C’était le milieu d’un jour de semaine, et j’étais arrivé au parc d’Ueno avec une elfe qui s’intéressait beaucoup aux cerisiers en fleurs. Un lit de rivière à proximité aurait pu fonctionner aussi, mais nous pourrions aussi bien aller quelque part où nous pourrions profiter d’une vue complète d’eux.

Nous étions sortis du parking et nous nous étions retrouvés entourés de cerisiers en fleurs, et Marie s’était mise à tituber en sortant du siège du passager. J’avais fermé la porte-passager et je l’avais suivie.

Les rangées de cerisiers en fleurs étaient aussi impressionnantes que leur réputation, et en voir autant qui pouvaient remplir toute votre vision était rare même pour les Japonais. Il semblait qu’ils essayaient de remplir le ciel bleu et clair. Il y avait aussi beaucoup d’enfants qui couraient joyeusement dans la lumière chaude du soleil.

« Ah, le temps est parfait. Nous sommes peut-être arrivés au meilleur moment possible, » déclarai-je.

J’avais appelé Marie quand elle m’avait rattrapé, mais elle avait l’air un peu à côté de la plaque. Je me demandais pourquoi elle ne répondait pas pendant que nous continuions à marcher. Puis, elle m’avait soudain attrapé le coude. J’avais caché ma petite surprise et j’avais attendu qu’elle commence à parler.

« Ce sont donc des cerisiers en fleurs ? Ils sont étonnants... Il y a tant d’esprits que je n’ai jamais vus auparavant, ça me rend tout étourdie, » déclara Marie.

J’avais presque oublié qu’elle était utilisatrice d’esprits.
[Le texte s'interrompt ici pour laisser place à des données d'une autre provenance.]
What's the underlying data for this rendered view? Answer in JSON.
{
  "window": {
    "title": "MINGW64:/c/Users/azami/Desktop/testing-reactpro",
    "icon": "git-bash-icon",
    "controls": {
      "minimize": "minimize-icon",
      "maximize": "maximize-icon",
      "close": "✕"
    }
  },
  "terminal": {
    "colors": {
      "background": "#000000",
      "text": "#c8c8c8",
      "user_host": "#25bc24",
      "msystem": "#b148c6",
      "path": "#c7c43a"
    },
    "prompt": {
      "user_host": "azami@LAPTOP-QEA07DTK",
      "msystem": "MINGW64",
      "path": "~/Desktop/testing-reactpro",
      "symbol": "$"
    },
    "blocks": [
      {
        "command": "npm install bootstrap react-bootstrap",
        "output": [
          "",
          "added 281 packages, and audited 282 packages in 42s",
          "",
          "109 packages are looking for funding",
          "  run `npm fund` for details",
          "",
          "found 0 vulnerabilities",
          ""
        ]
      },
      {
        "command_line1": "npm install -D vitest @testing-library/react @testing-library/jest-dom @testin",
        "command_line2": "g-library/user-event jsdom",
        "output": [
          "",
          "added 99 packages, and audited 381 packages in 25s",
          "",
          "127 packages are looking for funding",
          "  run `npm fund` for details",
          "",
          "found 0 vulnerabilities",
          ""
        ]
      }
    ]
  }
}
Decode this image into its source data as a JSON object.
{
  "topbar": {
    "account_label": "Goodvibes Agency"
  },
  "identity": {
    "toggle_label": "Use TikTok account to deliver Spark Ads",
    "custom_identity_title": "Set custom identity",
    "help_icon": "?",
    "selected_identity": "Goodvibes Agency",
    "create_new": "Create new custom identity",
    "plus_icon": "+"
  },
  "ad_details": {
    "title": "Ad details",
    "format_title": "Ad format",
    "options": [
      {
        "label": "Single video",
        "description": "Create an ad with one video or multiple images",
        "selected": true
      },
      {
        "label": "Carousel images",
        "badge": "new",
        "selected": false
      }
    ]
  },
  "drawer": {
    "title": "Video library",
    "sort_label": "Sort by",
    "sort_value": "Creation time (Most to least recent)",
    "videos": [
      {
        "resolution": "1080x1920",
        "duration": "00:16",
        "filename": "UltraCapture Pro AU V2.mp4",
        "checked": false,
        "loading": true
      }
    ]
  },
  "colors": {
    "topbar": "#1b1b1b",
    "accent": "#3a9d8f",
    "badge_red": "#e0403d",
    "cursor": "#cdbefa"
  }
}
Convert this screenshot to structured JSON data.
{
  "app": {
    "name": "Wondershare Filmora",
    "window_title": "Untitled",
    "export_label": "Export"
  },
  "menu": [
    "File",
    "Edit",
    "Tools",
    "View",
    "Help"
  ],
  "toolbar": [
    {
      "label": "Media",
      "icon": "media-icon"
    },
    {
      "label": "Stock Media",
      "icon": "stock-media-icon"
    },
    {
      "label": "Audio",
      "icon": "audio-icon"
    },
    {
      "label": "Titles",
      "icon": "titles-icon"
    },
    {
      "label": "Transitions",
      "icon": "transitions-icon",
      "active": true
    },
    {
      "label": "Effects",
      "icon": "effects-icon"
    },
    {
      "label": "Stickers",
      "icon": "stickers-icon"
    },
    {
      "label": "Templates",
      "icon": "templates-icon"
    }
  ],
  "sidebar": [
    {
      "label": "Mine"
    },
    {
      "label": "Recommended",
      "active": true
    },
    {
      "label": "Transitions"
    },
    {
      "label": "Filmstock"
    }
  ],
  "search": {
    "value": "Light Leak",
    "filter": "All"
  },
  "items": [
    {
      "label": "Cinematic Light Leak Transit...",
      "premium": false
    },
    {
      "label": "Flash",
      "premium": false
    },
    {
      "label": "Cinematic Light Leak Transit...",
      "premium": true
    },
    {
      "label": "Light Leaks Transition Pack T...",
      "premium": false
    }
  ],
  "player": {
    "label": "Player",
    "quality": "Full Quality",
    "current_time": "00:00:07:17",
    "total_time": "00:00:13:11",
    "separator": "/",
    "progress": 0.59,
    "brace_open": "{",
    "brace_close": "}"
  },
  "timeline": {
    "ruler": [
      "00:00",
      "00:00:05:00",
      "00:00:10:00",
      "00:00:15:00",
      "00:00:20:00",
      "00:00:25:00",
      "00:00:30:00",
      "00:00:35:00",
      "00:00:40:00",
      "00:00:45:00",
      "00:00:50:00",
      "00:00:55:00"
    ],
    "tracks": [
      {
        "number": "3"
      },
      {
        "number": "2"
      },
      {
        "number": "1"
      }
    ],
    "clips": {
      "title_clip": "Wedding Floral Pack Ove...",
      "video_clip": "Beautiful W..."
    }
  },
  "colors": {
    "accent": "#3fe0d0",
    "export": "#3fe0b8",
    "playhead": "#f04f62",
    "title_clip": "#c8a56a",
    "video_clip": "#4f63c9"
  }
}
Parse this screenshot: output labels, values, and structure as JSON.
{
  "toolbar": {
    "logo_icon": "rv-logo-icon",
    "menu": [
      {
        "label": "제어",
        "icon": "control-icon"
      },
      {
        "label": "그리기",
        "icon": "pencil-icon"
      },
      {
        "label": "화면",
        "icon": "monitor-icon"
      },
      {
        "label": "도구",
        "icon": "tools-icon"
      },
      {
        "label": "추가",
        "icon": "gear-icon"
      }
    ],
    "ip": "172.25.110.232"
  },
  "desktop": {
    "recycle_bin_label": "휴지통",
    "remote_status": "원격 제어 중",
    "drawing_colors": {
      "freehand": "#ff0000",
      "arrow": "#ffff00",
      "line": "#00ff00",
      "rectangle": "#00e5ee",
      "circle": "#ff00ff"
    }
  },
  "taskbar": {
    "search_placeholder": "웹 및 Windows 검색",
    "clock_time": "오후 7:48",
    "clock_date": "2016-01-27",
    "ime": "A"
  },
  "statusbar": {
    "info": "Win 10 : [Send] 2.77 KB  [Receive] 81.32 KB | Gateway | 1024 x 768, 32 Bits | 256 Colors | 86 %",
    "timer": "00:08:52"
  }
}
J’avais aussi entendu dire qu’il y avait des esprits pour les cerisiers en fleurs, et je me demandais si elle avait agi ainsi parce qu’elle avait vu quelque chose de différent des humains. J’avais suivi son regard vers un pétale de fleur qui dérivait dans la lumière du soleil filtré à travers le feuillage, et mes pensées se tournèrent vers une légère odeur sucrée.
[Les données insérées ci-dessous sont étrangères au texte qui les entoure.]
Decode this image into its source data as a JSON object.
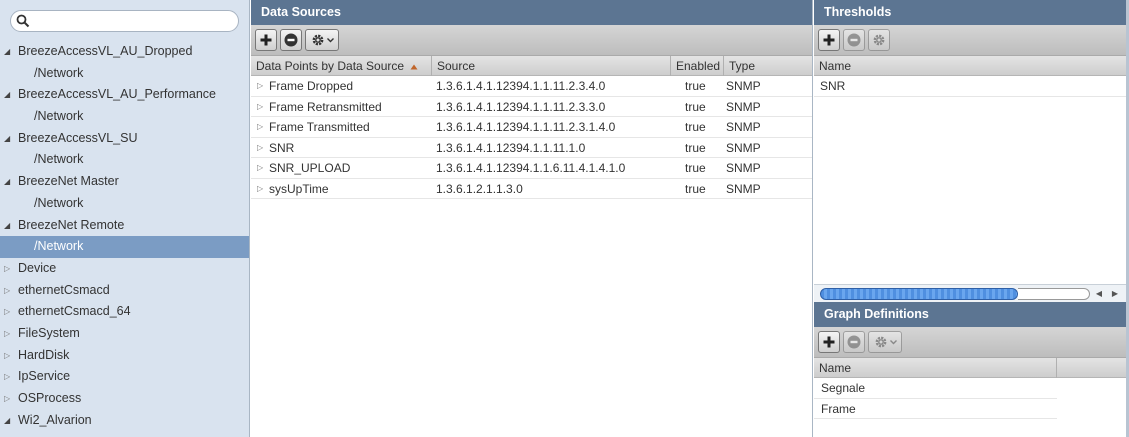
{
  "sidebar": {
    "search": {
      "placeholder": ""
    },
    "items": [
      {
        "label": "BreezeAccessVL_AU_Dropped",
        "level": 0,
        "expanded": true
      },
      {
        "label": "/Network",
        "level": 1
      },
      {
        "label": "BreezeAccessVL_AU_Performance",
        "level": 0,
        "expanded": true
      },
      {
        "label": "/Network",
        "level": 1
      },
      {
        "label": "BreezeAccessVL_SU",
        "level": 0,
        "expanded": true
      },
      {
        "label": "/Network",
        "level": 1
      },
      {
        "label": "BreezeNet Master",
        "level": 0,
        "expanded": true
      },
      {
        "label": "/Network",
        "level": 1
      },
      {
        "label": "BreezeNet Remote",
        "level": 0,
        "expanded": true
      },
      {
        "label": "/Network",
        "level": 1,
        "selected": true
      },
      {
        "label": "Device",
        "level": 0,
        "expanded": false
      },
      {
        "label": "ethernetCsmacd",
        "level": 0,
        "expanded": false
      },
      {
        "label": "ethernetCsmacd_64",
        "level": 0,
        "expanded": false
      },
      {
        "label": "FileSystem",
        "level": 0,
        "expanded": false
      },
      {
        "label": "HardDisk",
        "level": 0,
        "expanded": false
      },
      {
        "label": "IpService",
        "level": 0,
        "expanded": false
      },
      {
        "label": "OSProcess",
        "level": 0,
        "expanded": false
      },
      {
        "label": "Wi2_Alvarion",
        "level": 0,
        "expanded": true
      }
    ]
  },
  "data_sources": {
    "title": "Data Sources",
    "columns": {
      "name": "Data Points by Data Source",
      "source": "Source",
      "enabled": "Enabled",
      "type": "Type"
    },
    "rows": [
      {
        "name": "Frame Dropped",
        "source": "1.3.6.1.4.1.12394.1.1.11.2.3.4.0",
        "enabled": "true",
        "type": "SNMP"
      },
      {
        "name": "Frame Retransmitted",
        "source": "1.3.6.1.4.1.12394.1.1.11.2.3.3.0",
        "enabled": "true",
        "type": "SNMP"
      },
      {
        "name": "Frame Transmitted",
        "source": "1.3.6.1.4.1.12394.1.1.11.2.3.1.4.0",
        "enabled": "true",
        "type": "SNMP"
      },
      {
        "name": "SNR",
        "source": "1.3.6.1.4.1.12394.1.1.11.1.0",
        "enabled": "true",
        "type": "SNMP"
      },
      {
        "name": "SNR_UPLOAD",
        "source": "1.3.6.1.4.1.12394.1.1.6.11.4.1.4.1.0",
        "enabled": "true",
        "type": "SNMP"
      },
      {
        "name": "sysUpTime",
        "source": "1.3.6.1.2.1.1.3.0",
        "enabled": "true",
        "type": "SNMP"
      }
    ]
  },
  "thresholds": {
    "title": "Thresholds",
    "column": "Name",
    "rows": [
      "SNR"
    ]
  },
  "graph_definitions": {
    "title": "Graph Definitions",
    "column": "Name",
    "rows": [
      "Segnale",
      "Frame"
    ]
  },
  "colors": {
    "panel_header": "#5c7592",
    "sidebar_bg": "#d9e3ef",
    "selected_row": "#7b9cc4"
  }
}
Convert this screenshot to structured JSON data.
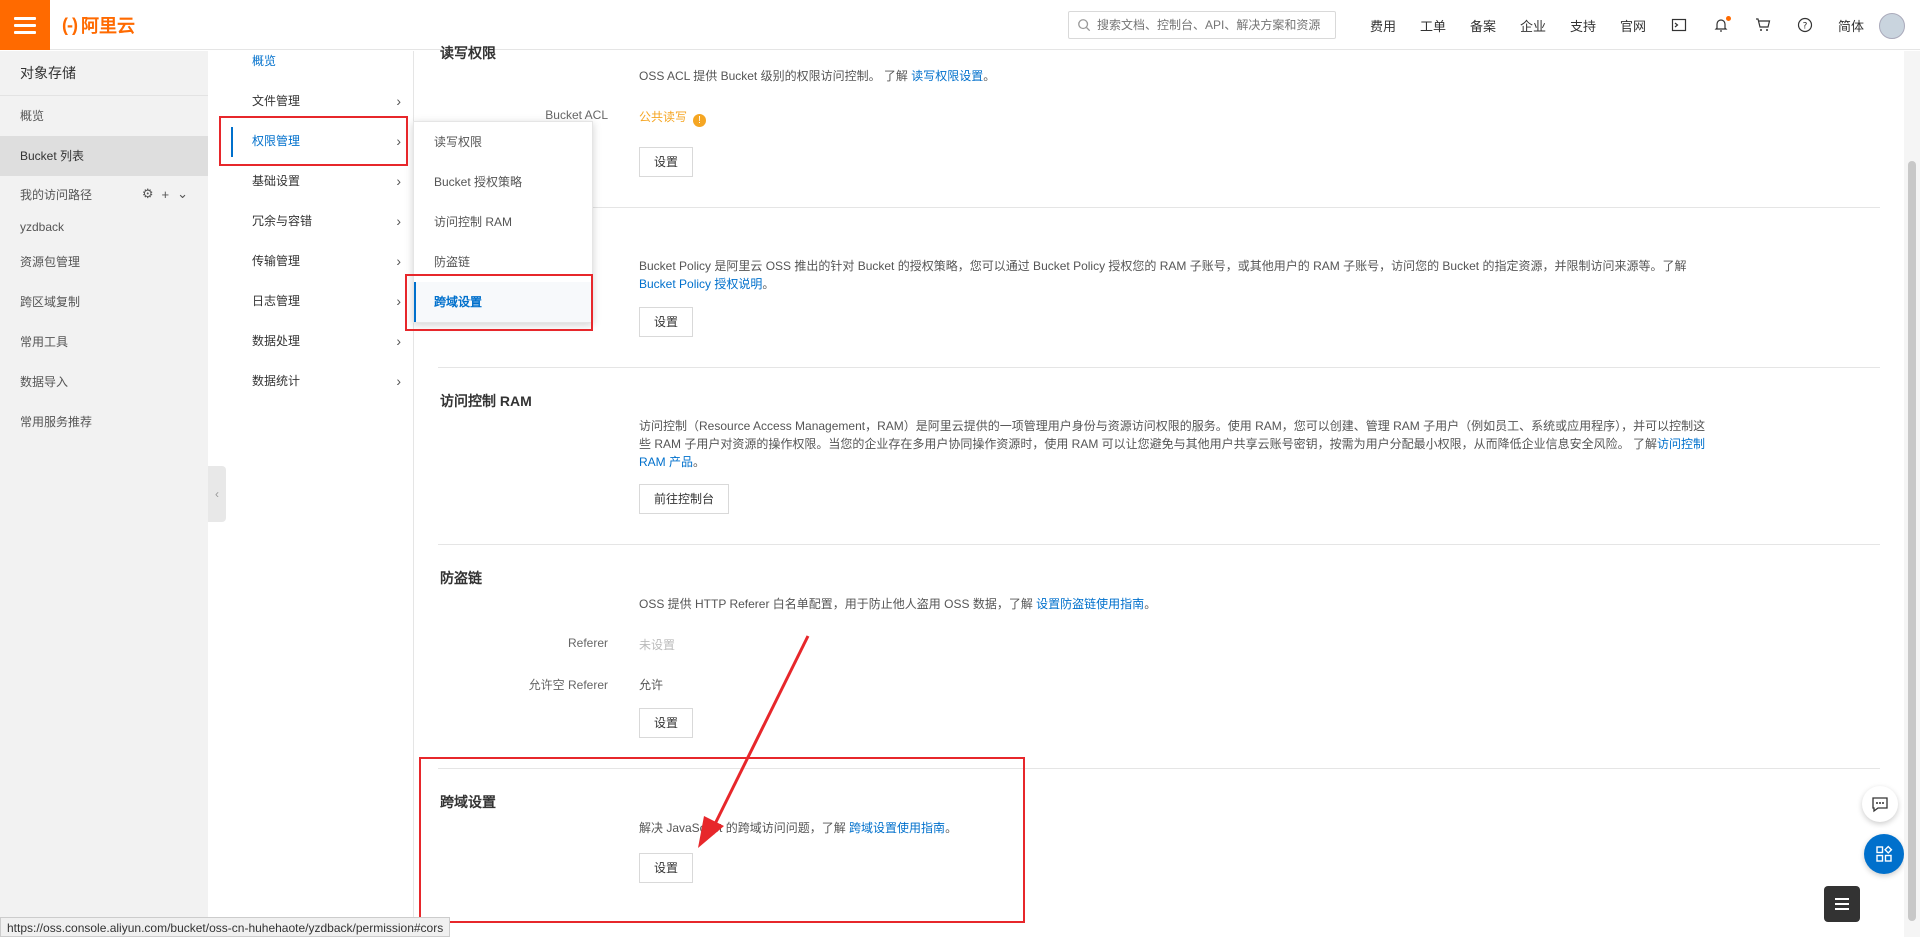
{
  "brand": {
    "logo_mark": "(-)",
    "logo_text": "阿里云",
    "accent": "#ff6a00"
  },
  "search": {
    "placeholder": "搜索文档、控制台、API、解决方案和资源"
  },
  "topnav": [
    "费用",
    "工单",
    "备案",
    "企业",
    "支持",
    "官网"
  ],
  "topnav_lang": "简体",
  "sidebar": {
    "title": "对象存储",
    "items": [
      "概览",
      "Bucket 列表"
    ],
    "paths_label": "我的访问路径",
    "bucket": "yzdback",
    "more": [
      "资源包管理",
      "跨区域复制",
      "常用工具",
      "数据导入",
      "常用服务推荐"
    ]
  },
  "subnav": {
    "overview": "概览",
    "items": [
      "文件管理",
      "权限管理",
      "基础设置",
      "冗余与容错",
      "传输管理",
      "日志管理",
      "数据处理",
      "数据统计"
    ]
  },
  "flyout": [
    "读写权限",
    "Bucket 授权策略",
    "访问控制 RAM",
    "防盗链",
    "跨域设置"
  ],
  "sections": {
    "acl": {
      "title": "读写权限",
      "desc_prefix": "OSS ACL 提供 Bucket 级别的权限访问控制。 了解",
      "desc_link": "读写权限设置",
      "label": "Bucket ACL",
      "value": "公共读写",
      "button": "设置"
    },
    "policy": {
      "desc_prefix": "Bucket Policy 是阿里云 OSS 推出的针对 Bucket 的授权策略，您可以通过 Bucket Policy 授权您的 RAM 子账号，或其他用户的 RAM 子账号，访问您的 Bucket 的指定资源，并限制访问来源等。了解",
      "desc_link": "Bucket Policy 授权说明",
      "button": "设置"
    },
    "ram": {
      "title": "访问控制 RAM",
      "desc_prefix": "访问控制（Resource Access Management，RAM）是阿里云提供的一项管理用户身份与资源访问权限的服务。使用 RAM，您可以创建、管理 RAM 子用户（例如员工、系统或应用程序），并可以控制这些 RAM 子用户对资源的操作权限。当您的企业存在多用户协同操作资源时，使用 RAM 可以让您避免与其他用户共享云账号密钥，按需为用户分配最小权限，从而降低企业信息安全风险。 了解",
      "desc_link": "访问控制 RAM 产品",
      "button": "前往控制台"
    },
    "referer": {
      "title": "防盗链",
      "desc_prefix": "OSS 提供 HTTP Referer 白名单配置，用于防止他人盗用 OSS 数据，了解",
      "desc_link": "设置防盗链使用指南",
      "label_referer": "Referer",
      "value_referer": "未设置",
      "label_empty": "允许空 Referer",
      "value_empty": "允许",
      "button": "设置"
    },
    "cors": {
      "title": "跨域设置",
      "desc_prefix": "解决 JavaScript 的跨域访问问题，了解",
      "desc_link": "跨域设置使用指南",
      "button": "设置"
    }
  },
  "status_url": "https://oss.console.aliyun.com/bucket/oss-cn-huhehaote/yzdback/permission#cors"
}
« Les fleurs de cerisier sont spéciales au Japon, et tout le monde apprécie cette période de l’année. Tu es sortie de mes rêves par pur hasard, mais j’espère que tu profiteras au maximum de notre meilleure saison. Et aussi, bienvenue au Japon, Mademoiselle l’Elfe, » déclarai-je.
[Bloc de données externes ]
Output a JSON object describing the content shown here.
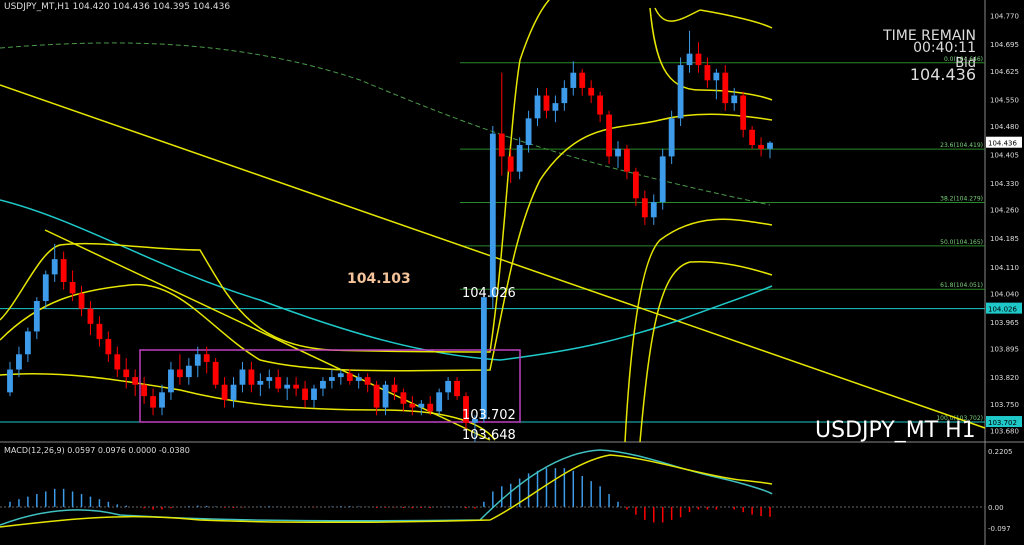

J’essayais d’obtenir une réaction de sa part, mais elle m’avait simplement regardé fixement avant de me faire un sourire. Nos pas semblaient un peu plus légers, et nous avions commencé à marcher lentement le long des rangées de cerisiers en fleurs. Ils étaient vraiment beaux.

Les troncs étaient noirs, ce qui donnait un bon contraste pour rendre le rose encore plus éclatant. La présence des lanternes décoratives était aussi excitante à voir (ou peut-être que toute l’excitation venait de la personne avec qui je marchais). Si j’avais été seul, ça aurait été une image très différente.

« Je n’ai jamais vu de si belles fleurs. C’est toujours un peu effrayant, comme si j’étais en train de rêver, » déclara-t-elle en chuchotant, c’est pourquoi elle voulait s’accrocher à moi telle qu’elle était, et je n’avais certainement aucune raison de la refuser.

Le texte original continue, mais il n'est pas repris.